Have you tried checking the type of your data and scale.data layers with class(mergedsamples[["RNA"]]$data)
?
In normal usage of Seurat, if you start with a BPCells matrix at the beginning and then run NormalizeData()
, and ScaleData()
those layers should end up with BPCells-backed matrices, but if you manually assign the counts layer after running those functions, those layers will still be in-memory matrices (probably dgCMatrix for data and matrix for scale.data).
You can wrap a dgCMatrix as a BPCells IterableMatrix by running as(mergedsamples[["RNA"]]$data, "IterableMatrix")

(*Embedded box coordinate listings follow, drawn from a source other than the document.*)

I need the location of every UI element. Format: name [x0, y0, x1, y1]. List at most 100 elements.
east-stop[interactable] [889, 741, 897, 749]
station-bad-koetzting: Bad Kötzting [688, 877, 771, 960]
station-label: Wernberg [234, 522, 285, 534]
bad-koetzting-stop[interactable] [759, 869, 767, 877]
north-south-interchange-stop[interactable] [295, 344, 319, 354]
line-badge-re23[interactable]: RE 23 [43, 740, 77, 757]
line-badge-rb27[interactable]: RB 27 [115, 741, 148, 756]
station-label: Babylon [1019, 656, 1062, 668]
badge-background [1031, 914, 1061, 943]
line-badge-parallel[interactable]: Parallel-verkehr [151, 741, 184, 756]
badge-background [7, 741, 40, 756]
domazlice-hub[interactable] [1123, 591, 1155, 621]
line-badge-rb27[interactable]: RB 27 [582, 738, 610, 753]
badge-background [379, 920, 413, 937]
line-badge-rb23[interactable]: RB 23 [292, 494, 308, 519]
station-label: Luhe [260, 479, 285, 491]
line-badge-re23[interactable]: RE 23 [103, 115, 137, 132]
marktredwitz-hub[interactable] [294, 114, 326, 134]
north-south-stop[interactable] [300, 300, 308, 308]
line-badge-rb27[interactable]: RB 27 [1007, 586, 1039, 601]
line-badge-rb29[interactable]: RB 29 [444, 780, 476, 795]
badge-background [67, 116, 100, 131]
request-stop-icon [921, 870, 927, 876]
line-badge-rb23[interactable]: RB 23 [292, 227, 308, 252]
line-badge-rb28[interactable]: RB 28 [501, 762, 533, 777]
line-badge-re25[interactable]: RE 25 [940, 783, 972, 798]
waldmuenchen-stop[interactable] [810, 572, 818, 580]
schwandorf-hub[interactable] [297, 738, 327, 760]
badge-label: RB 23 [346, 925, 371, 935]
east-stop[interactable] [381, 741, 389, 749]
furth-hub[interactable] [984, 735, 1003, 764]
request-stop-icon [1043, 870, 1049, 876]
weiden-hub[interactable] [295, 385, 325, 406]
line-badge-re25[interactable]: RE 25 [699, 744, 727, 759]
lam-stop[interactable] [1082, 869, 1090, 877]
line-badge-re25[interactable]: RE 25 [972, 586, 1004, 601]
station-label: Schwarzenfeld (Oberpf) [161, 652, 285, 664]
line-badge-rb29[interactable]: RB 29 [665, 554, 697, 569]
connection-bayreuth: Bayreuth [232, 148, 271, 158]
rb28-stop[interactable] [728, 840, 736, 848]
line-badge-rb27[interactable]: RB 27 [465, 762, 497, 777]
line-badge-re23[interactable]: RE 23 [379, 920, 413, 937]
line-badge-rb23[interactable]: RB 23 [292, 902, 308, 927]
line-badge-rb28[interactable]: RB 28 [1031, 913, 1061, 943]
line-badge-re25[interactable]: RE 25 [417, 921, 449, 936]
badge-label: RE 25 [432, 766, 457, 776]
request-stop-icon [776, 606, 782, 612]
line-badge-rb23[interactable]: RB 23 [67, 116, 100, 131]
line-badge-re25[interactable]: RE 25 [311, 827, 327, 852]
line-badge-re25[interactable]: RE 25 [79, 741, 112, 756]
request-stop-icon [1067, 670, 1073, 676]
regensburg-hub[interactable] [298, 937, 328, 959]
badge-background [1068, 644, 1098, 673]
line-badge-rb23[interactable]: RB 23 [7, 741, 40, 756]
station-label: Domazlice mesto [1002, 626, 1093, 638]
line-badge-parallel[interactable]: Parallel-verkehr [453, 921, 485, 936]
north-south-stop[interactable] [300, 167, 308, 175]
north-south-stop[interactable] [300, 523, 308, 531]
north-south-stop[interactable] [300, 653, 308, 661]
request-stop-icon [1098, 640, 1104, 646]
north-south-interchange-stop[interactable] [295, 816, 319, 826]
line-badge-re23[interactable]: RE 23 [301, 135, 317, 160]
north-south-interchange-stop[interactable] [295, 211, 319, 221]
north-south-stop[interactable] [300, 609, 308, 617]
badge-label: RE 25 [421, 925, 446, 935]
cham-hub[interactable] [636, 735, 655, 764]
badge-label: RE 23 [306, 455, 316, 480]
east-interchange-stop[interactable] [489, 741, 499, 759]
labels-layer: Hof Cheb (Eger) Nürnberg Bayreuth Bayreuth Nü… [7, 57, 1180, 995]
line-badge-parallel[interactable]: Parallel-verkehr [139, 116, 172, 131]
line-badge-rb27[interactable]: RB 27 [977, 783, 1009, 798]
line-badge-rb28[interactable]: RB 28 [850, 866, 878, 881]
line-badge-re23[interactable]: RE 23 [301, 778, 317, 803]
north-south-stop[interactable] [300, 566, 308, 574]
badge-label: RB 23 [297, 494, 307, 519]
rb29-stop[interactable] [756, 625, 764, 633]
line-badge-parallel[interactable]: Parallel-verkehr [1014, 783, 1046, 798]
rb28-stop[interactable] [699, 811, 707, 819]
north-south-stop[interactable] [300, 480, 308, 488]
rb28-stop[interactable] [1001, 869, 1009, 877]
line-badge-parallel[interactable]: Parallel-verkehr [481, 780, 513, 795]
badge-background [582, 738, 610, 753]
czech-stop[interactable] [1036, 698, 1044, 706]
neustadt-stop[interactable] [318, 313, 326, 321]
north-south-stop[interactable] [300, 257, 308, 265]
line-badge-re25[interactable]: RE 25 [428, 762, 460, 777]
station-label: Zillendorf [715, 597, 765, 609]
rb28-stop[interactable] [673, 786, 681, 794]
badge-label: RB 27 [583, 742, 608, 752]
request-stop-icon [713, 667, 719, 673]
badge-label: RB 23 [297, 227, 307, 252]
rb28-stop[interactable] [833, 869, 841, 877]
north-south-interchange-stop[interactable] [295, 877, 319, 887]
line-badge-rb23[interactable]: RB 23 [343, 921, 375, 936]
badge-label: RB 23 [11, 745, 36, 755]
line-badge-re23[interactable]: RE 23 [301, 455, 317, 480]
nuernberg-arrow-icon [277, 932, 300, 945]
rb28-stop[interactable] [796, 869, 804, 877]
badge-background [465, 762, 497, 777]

, and converting from a dense R matrix requires a two-step process, converting first to dgCMatrix then IterableMatrix: mergedsamples[["RNA"]]$scale.data |> as("dgCMatrix") |> as("IterableMatrix")
In summary, if I've diagnosed your problem correctly, then your two options are either to run your normalization starting with a BPCells-backed counts matrix or to manually convert in-memory matrices to BPCells matrices as I described above.
Thank you for this great tool. I have finished integrating and annotating my data which could not have been done without this tool. Now I need to convert the object to h5ad to do some downstream analysis.
write_matrix_hdf5(obj[["RNA"]]$counts, "counts.h5")
I am wondering how to save the data and scaled values as well, and the metadata, information about clusters and umap to have a complete object in h5ad.